In Ermangelung eines eigenen Präsidentschaftskandidaten, der sich der Unterstützung weiter Teile der Protestbewegung sicher sein kann, muss die Opposition nun eine alternative Handlungsstrategie entwickeln. Die Frist für die Aufstellung von Kandidaten ist bereits abgelaufen, eine Wiederholung des Perestroika-Szenarios, das Präsident Boris Jelzin als vermeintlichen Demokratieverfechter hervorbrachte und mit ihm einige der heutigen wenig geschätzten Oppositionsfiguren wie Boris Nemtsow, wird damit unrealistisch. Und das ist vielleicht auch besser so. Der Multimilliardär Michail Prochorow, dessen Unternehmerperspektive so manchem Kremlgegner attraktiv erscheint, wartet gerne mit Vorschlägen auf wie der Erweiterung der Arbeitswoche auf 60 Stunden. Der Politveteran Grigorij Jawlinskij von Jabloko besaß noch nie eine wirkliche Chance auf Unterstützung außerhalb der demokratisch gesinnten russischen Intelligenz sowjetischer Prägung. Und der Kommunist Gennadij Zjuganow, dessen Partei nach wie vor wohl über die größte Basis mit Ausnahme kremlnaher Organisationen verfügt, verlässt sich lieber auf seine eigenen Kräfte, als ein festes Bündnis mit dem bunt zusammen gewürfelten Organisationskomitee für freie und faire Wahlen einzugehen.

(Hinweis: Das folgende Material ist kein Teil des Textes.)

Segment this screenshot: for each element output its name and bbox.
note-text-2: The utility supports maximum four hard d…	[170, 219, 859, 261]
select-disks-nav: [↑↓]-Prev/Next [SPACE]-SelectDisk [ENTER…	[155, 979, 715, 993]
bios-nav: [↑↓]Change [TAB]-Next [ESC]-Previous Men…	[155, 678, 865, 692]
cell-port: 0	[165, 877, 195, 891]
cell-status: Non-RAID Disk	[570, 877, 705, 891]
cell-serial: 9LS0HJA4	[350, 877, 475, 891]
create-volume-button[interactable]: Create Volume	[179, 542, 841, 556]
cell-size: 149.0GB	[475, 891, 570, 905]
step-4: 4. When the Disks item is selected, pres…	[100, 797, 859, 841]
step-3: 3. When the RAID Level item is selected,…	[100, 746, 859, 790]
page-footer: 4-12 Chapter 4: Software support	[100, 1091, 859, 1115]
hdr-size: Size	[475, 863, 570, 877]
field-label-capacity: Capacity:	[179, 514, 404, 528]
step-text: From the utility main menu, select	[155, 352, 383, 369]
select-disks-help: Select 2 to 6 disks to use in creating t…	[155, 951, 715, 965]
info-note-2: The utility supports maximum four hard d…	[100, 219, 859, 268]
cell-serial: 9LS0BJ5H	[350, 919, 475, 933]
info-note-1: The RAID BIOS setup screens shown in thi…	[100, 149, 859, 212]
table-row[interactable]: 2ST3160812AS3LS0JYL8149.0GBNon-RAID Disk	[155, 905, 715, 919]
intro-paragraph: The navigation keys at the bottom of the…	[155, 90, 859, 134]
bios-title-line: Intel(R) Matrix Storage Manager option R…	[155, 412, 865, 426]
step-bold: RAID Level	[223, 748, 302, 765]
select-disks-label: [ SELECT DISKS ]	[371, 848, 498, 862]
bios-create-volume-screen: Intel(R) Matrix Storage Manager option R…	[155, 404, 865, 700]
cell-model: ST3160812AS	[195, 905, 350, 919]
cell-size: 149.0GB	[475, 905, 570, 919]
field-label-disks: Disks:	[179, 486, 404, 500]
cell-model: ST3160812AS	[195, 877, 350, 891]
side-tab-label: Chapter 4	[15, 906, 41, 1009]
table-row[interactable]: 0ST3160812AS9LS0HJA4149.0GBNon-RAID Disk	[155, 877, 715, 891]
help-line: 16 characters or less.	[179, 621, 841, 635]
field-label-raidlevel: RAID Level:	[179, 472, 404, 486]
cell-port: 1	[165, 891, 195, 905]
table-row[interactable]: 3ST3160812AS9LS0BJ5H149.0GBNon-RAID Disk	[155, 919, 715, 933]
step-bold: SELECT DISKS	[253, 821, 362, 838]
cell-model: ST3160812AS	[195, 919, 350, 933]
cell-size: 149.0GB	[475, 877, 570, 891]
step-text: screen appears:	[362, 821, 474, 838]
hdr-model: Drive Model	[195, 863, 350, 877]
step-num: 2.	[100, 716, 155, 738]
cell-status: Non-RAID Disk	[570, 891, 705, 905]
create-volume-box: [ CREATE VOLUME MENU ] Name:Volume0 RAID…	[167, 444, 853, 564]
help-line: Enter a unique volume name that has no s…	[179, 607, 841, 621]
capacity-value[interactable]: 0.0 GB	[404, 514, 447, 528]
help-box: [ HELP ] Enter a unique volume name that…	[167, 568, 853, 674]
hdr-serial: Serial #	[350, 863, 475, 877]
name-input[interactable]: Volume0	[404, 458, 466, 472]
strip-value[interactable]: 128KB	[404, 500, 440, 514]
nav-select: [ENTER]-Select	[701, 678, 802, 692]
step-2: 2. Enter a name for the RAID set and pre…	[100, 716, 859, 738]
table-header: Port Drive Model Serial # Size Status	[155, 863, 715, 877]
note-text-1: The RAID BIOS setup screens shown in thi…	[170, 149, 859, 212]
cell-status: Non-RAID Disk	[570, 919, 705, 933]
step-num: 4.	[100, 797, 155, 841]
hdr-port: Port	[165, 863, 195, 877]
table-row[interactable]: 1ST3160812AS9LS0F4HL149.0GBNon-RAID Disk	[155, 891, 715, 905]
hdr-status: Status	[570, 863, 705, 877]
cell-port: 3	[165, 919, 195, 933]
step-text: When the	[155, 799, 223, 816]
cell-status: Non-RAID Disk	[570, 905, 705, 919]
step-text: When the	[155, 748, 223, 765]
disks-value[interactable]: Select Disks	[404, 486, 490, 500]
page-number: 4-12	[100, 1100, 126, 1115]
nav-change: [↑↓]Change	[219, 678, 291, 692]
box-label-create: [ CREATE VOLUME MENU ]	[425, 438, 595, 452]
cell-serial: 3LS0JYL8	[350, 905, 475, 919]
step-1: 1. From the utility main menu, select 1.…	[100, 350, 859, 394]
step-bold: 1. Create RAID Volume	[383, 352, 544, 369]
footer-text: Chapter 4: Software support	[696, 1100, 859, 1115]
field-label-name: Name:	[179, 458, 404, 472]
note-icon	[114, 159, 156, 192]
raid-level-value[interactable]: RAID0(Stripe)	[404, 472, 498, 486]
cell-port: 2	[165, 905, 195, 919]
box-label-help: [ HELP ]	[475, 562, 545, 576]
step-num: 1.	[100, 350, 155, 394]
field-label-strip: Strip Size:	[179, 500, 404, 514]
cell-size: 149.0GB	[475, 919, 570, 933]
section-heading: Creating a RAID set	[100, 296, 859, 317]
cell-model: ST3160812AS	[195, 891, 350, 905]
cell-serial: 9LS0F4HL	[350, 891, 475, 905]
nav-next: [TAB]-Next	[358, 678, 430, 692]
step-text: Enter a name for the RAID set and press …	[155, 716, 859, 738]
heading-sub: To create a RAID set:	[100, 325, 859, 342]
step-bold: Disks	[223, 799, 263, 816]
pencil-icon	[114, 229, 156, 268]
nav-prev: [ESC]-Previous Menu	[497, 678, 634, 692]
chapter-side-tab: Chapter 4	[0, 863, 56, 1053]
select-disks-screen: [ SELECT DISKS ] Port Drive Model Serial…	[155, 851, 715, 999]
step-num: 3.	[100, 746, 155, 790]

Anders Präsidentschaftskandidat Sergej Mironow von der Partei „Gerechtes Russland“. Bis Mai 2011 gehörte er als Sprecher des russischen Föderationsrates, dem Oberhaus des Parlaments, zum Establishment. Sein nicht ganz freiwilliges Ausscheiden verhalf ihm schließlich zu einer Karriere als Oppositionspolitiker, seine gemässigte Linkspartei ist als drittstärkste Fraktion in der Duma vertreten und bestimmte in seiner Heimatstadt St. Petersburg eine der letzten Großkundgebungen gegen Wahlmanipulationen. Mironow verspricht im Falle seiner Präsidentschaft Parlamentsneuwahlen noch vor Jahresende, was ihm zu zusätzlichen Stimmen verhelfen dürfte. Allerdings setzt er für diesen hypothetischen Schritt eine Veränderung des Wahlrechts voraus, wie dies bei einer Sitzverteilung zugunsten des „Einigen Russland“ vonstatten gehen soll, kommentiert er nicht.

Aleksej Kudrin, im vergangenen Jahr als langjähriger Finanzminister aus dem Kabinett von Wladimir Putin ausgeschieden, brachte sich als Vermittler zwischen Protestbewegung und Kreml ins Gespräch. Kudrin steht für einen langsamen, institutionellen und vorsichtigen Wandel unter Putin als Präsident. Nach dessen zu erwartendem Wahlsieg im März könnte Kudrin durchaus Gehör finden, derzeit jedoch erntet er zuweilen heftige Kritik. Im Organisationskomitee der Proteste herrscht die Meinung vor, dass ein weitreichender Wandel nur von radikaleren Forderungen eingeleitet werden könne. Zur Stärkung des Parlaments ist ein Verfassungsreferendum im Gespräch, was allerdings nach der geltenden Rechtslage praktisch undurchführbar ist.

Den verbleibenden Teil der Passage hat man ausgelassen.